Why did it take so long for the WHO to obtain cooperation from the Chinese to visit Wuhan? Had WHO specialists traveled to China in December 2019, could they have helped isolate the virus in the region? We know that China can execute severe lockdowns, so did the WHO allow the virus to escape to other parts of the world because of inaction or incompetence? And for a pandemic that will dominate 21st-century history, why hasn't the WHO investigated or revealed the cause of the disease, although it has been more than 41 months since the first Covid death?
Dr. Anthony Fauci, the former Director of the National Institutes of Health, was all over the map with his advice. Initially, he announced that mask-wearing is optional. A few weeks later, he strongly recommended wearing masks but did not make it mandatory, leaving it to localities to decide. During the pandemic's first few weeks, he joined the CDC to warn Americans that the virus transmits easily via contact with inanimate surfaces, like door handles and bus handrails. Transit systems, airlines, and small businesses invested billions of dollars in rigorously cleaning surfaces with disinfectant several times a day. People at home began to wash down groceries. Later, he and the CDC reversed themselves.
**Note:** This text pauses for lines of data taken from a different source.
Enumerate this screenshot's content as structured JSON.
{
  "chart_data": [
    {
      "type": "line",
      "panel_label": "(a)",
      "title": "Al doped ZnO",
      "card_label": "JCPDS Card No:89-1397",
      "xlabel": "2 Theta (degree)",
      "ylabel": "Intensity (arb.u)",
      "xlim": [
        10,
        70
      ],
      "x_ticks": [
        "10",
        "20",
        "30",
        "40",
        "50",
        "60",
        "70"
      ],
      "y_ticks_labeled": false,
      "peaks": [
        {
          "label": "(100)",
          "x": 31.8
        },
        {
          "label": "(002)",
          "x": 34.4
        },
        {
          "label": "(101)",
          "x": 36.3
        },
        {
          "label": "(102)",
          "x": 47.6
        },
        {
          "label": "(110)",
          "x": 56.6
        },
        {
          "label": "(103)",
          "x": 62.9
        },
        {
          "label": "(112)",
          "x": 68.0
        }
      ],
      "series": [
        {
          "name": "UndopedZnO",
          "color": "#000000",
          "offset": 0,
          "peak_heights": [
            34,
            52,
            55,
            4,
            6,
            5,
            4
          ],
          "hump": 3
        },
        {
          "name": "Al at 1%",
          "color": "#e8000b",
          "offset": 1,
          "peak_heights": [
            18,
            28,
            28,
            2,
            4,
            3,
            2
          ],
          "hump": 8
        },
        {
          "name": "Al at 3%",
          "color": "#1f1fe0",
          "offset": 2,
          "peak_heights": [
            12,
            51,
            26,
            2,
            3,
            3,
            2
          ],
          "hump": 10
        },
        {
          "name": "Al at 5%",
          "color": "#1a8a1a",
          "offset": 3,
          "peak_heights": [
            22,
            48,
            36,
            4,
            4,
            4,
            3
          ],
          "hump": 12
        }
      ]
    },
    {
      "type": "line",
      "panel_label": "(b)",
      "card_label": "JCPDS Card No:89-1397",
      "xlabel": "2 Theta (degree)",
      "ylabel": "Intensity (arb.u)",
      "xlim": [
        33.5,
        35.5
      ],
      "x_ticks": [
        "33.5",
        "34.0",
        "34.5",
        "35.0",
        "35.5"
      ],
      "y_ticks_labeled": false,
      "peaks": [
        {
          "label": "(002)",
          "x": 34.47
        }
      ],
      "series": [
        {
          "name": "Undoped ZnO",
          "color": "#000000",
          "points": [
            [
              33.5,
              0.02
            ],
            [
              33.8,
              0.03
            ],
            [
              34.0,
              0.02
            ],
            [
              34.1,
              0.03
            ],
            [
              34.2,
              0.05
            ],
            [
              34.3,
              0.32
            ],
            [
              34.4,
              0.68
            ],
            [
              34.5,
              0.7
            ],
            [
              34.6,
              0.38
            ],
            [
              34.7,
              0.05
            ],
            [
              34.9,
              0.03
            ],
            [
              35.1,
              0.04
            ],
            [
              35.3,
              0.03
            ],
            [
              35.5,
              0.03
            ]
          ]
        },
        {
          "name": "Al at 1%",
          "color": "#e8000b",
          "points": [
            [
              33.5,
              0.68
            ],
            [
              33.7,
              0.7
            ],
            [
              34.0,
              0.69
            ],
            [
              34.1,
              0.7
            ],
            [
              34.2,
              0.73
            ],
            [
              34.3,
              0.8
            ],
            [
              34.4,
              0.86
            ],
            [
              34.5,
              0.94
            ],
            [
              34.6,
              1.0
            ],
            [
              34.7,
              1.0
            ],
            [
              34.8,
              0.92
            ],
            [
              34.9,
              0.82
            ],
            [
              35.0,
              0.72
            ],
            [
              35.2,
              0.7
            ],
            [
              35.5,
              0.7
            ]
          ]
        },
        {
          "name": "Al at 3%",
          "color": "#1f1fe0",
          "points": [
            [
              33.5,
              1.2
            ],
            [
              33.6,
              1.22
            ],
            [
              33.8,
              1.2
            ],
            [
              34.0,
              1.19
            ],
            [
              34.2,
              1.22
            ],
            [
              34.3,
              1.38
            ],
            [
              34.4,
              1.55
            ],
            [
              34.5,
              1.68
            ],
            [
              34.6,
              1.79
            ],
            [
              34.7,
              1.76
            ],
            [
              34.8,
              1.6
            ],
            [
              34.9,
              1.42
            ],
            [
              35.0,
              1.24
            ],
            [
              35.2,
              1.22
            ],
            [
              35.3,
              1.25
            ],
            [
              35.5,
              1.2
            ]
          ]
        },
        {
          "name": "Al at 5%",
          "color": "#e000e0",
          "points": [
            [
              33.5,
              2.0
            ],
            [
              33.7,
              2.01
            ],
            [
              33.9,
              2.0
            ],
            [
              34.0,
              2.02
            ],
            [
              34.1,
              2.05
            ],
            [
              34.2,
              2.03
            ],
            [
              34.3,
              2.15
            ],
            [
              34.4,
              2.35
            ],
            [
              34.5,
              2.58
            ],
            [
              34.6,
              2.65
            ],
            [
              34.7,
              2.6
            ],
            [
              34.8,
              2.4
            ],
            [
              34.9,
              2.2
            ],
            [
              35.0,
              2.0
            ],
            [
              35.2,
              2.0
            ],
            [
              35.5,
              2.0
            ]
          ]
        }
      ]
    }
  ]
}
Dr. Fauci, always a wily political player, enjoyed the Left's embrace and began taking aim at former President Trump and the Republicans. Always speaking as a man of science, he made remarks that were wholly illogical. He tore into the Covid policies of Republican governors Brian Kemp of Georgia and Ron DeSantis of Florida - although both states fared far better than Democrat-led regions in New York and New Jersey. Dr. Fauci aggressively promoted Covid vaccines, but it is only now that many side effects, some of them long-term, are surfacing. He often sparred with Sen. Rand Paul, never conceding that the NIH may have outsourced gain of function research to the Wuhan lab.
The CDC was inept too, but don't take our word for it. In August 2022, Dr. Rochelle P. Walensky, the CDC Director (who announced this week that she is stepping down), told the agency's roughly 11,000 employees in a rare Mea Culpa: "To be frank, we are responsible for some pretty dramatic, pretty public mistakes from testing to data to communications."
Covid brought about unprecedented numbers of deaths in developing nations. The WHO did not adequately prepare countries for the Delta wave. We rate the WHO an F overall.
For organizations that believe in science as their underpinning, the WHO and the CDC forbid all points of view with which they disagreed. When corporate media and Big Tech blindly followed WHO and Covid guidelines, the framework of political discourse in the public square changed forever. If the world is deeply divided today, the WHO, the CDC, and Dr. Fauci can take a fair share of the credit and deserve to be rated an F.
The WHO's declaration ending Covid is the only welcome news. Everything else was terrible.